John picked up his wired hand and put it on Sherlock's chest. Sherlock could feel the weakness in the trembling hand.
"Your ventricles and arteries are opening and closing too; beating 100,000 times a day, 3,600,000 times a year, and 2.5 billion times in your life. That's 7,570 litres of blood moving through over 95,000 kilometres of blood vessels...you're also alive—how're you—you didn't have a heartbeat last time I touched you."
Which certainly wasn't the most difficult part of that farce, Sherlock thought. He pulled his hand back up to his body so he could steady John's.
"A few years ago you asked me for one last miracle; one last trick up my sleeve...is it so hard to believe that now?"
John smiled slightly, "You're impossible."

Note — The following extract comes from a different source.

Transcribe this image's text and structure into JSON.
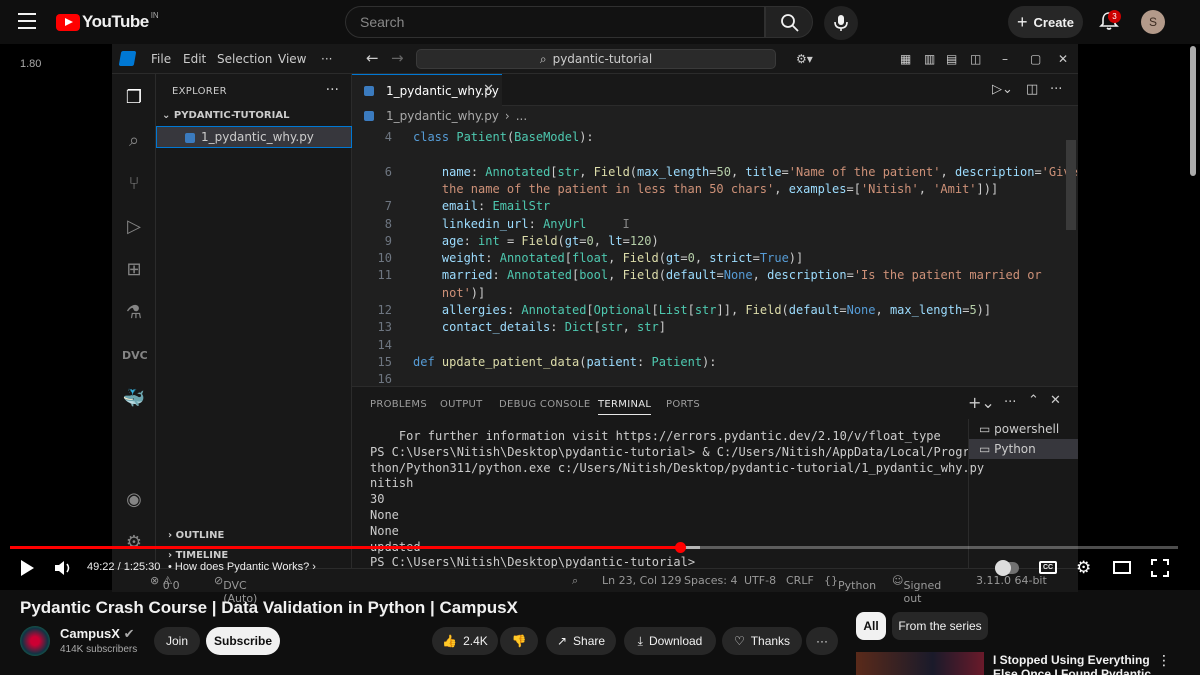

"I'm so, so sorry, John," Sherlock's voice was barely a whisper, "I shouldn't have left the drugs around, I shouldn't have left you. I thought—I thought you'd be strong enough to handle—" Sherlock broke again. Being mindful of his words was ridiculously difficult.
"I thought I was protecting you. Honestly, I did. If I had thought for one second that it would hurt you so much, I would have let you know..."
"I was a pawn," realization struck John's face, "A pawn in your stupid game."
"You were a pawn in Moiarty's game—for me you're more of a rook," Sherlock began to hastily explain while feelings of anger and betrayal were beginning to coincide within John to create a drug worse than cocaine.
"The only way for people to believe I was dead—the only way—was if the person closest to me believed it too. Being apart was also a necessity. Up until I was standing on that rooftop, I had forgotten why I didn't allow myself to get to close to people. Friends are an open weakness for the enemy; I know that hurts normal people but it's the truth. I had to protect you, John, and the only way to do that was to stop being your friend. On top of St. Bartholomew's I attempted to get you to believe in Moiarty's ploy...anything to get you to willingly walk away from me—of course you didn't believe that for a second," Sherlock smirked slightly at John's loyalty.
"All the same I was foolish. The game Moiarty and I played was high stakes to say the least. We were finally stalemated. He lost his life, and I lost everything else. Even with all the loss, at the end of the day I felt I had bested Jim...until here he is, from beyond the grave, still trying to beat me by playing with the consequences of my mislaid plans."
"You shouldn't worry so much about me," John quipped, Sherlock gave John and his surroundings an incredulous look. "I know I've complained about your methods...but they're amicable and undoubtedly remarkable."
"You and I have shared many perilous dangers, Sherlock."
"None, I fear, causing you to be so close to repose."
"I hope this isn't our last danger faced together," John sincerely supplied, "I can get better and—and things can go back to the way they were."
Sherlock released a breath and looked at the machines supplying oxygen to John and the other various wires and tubes. He knew things suddenly couldn't 'go back to the way they were.' When he got out of college it had taken Sherlock a long time to get out of his drug addictions and the depression caused by being so different. No magic fairy would appear, wave a magic wand, and turn time back to before Moiarty's games. He'd lost so much time with John...hopefully he could make some of those missed heartbeats up. "I was considering retirement, actually."
Both their eyes met, and gazes held for less than 2 seconds before both men burst into laughter.